This week we are going to write a story to a prompt: Balloon. The word can be the title or not and can be interpreted any way you like.
Back to our normal 500-word or so length this week. The idea is to write a story about someone who has an irrational fear of some inanimate object. Beyond that, there are no rules. Good luck.
The task this week is to have another look at the 2,000 word story on the theme of ‘Happy Endings’. We con’t normally do the same task two weeks running but this is so that last week’s absentees can catch up.
This week we are writing 2,000-word stories on the theme of ‘Happy Endings’.
This week we wrote three x one-minute films. Members of the group could choose from The Meeting, A Box or Jealousy. Or they could do all three. Then we performed them in Montpellier Gardens.
This week we took a break because we expected attendance to be very low.
This week we wrote three 100-word stories on three prompts: Spring, Park and Drama.
By popular demand we are going to try writing three-minute plays next week. Three minutes is about three sheets of paper, or about 5-600 words.You can find lots of examples of radio drama here: https://www.bbc.co.uk/writersroom/scripts/radio-drama
Don’t have too many characters: one or two is fine. We might want to act them out. Read the examples to see how radio drama works.
The examples also show you how a radio play is laid out on the page. You don’t have to do it perfectly, and will find it tricky if you are just using Word or similar, but give it a go. It is worth trying because any day now you may want to apply for one of the BBC’s writing competitions and if you don’t do it right they will chuck you out straight away.
And remember, the prompt is ‘Dreams’. That can be interpreted in any way you like but should not be the title.
For anyone who is struggling with how to indicate voice-overs etc, here is the BBC’s official template.
Voice-over is useful because it is another way of telling us a character’s thoughts without having a stooge they tell everything to. Ideally you don’t want either, but that gets tricky.
This week’s exercise follows on from last week’s. Take your ‘Lost love’ piece and rewrite is as a short story called ‘Lost’, in the third person (He, She, They). Attempt to arrange your material in the form of a series of scenes, using dialogue and precise sensory detail. Imply as much as you state, withhold as much as you reveal. This is really hard, but it will make us all better writers.

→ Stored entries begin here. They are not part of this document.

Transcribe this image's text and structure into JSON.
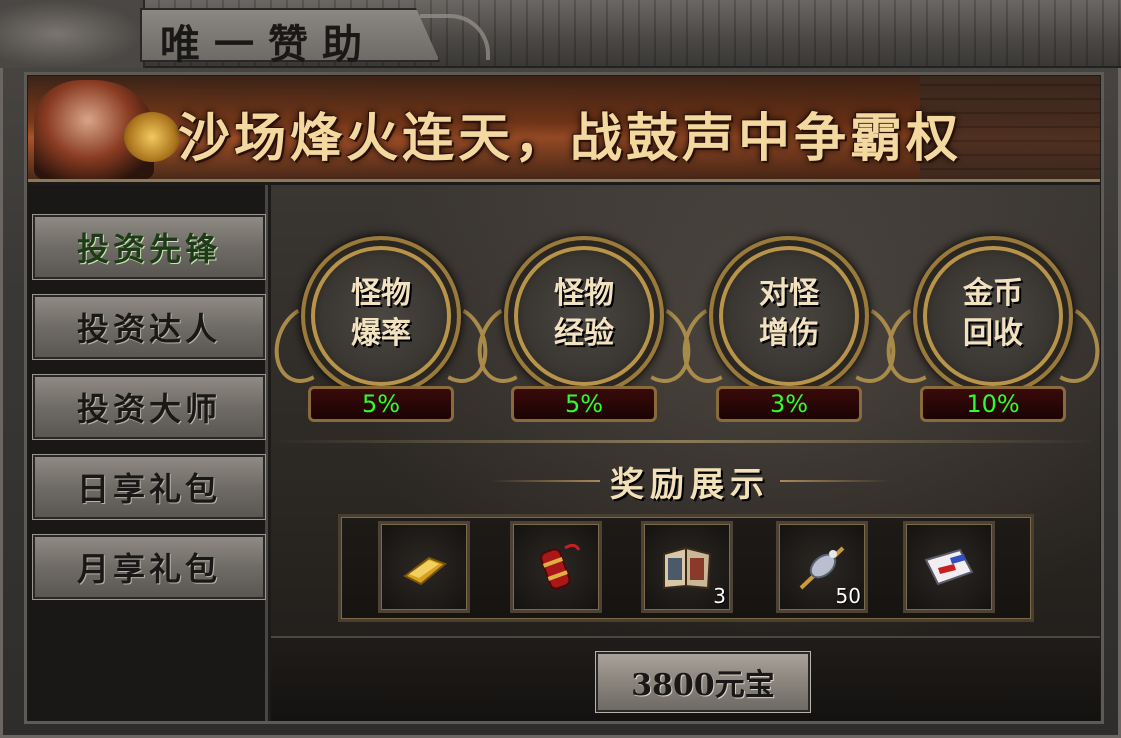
{
  "window": {
    "title": "唯一赞助"
  },
  "banner": {
    "slogan": "沙场烽火连天，战鼓声中争霸权"
  },
  "sidebar": {
    "items": [
      {
        "label": "投资先锋",
        "active": true
      },
      {
        "label": "投资达人",
        "active": false
      },
      {
        "label": "投资大师",
        "active": false
      },
      {
        "label": "日享礼包",
        "active": false
      },
      {
        "label": "月享礼包",
        "active": false
      }
    ]
  },
  "bonuses": [
    {
      "line1": "怪物",
      "line2": "爆率",
      "value": "5%"
    },
    {
      "line1": "怪物",
      "line2": "经验",
      "value": "5%"
    },
    {
      "line1": "对怪",
      "line2": "增伤",
      "value": "3%"
    },
    {
      "line1": "金币",
      "line2": "回收",
      "value": "10%"
    }
  ],
  "rewards": {
    "title": "奖励展示",
    "items": [
      {
        "icon": "gold-bar-icon",
        "count": ""
      },
      {
        "icon": "firecracker-icon",
        "count": ""
      },
      {
        "icon": "book-icon",
        "count": "3"
      },
      {
        "icon": "skewer-icon",
        "count": "50"
      },
      {
        "icon": "scroll-card-icon",
        "count": ""
      }
    ]
  },
  "purchase": {
    "label": "3800元宝"
  },
  "colors": {
    "percent_green": "#2cff2c",
    "gold_trim": "#a88a4a"
  }
}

For this week, I want you to do an exercise I found in a book. It’s called Lost Loves.
You have to write about someone you have lost, not necessarily because they died. It’s just that they were part of your life and now they aren’t.
Write about a time when you were together. This can be a fleeting moment, a particular incident or a longer period of time.
Then imagine a scene when you come back together. Represent this as a conversation. What do you say to each other?
Please don’t make anything up for this one. It’s supposed to be factual.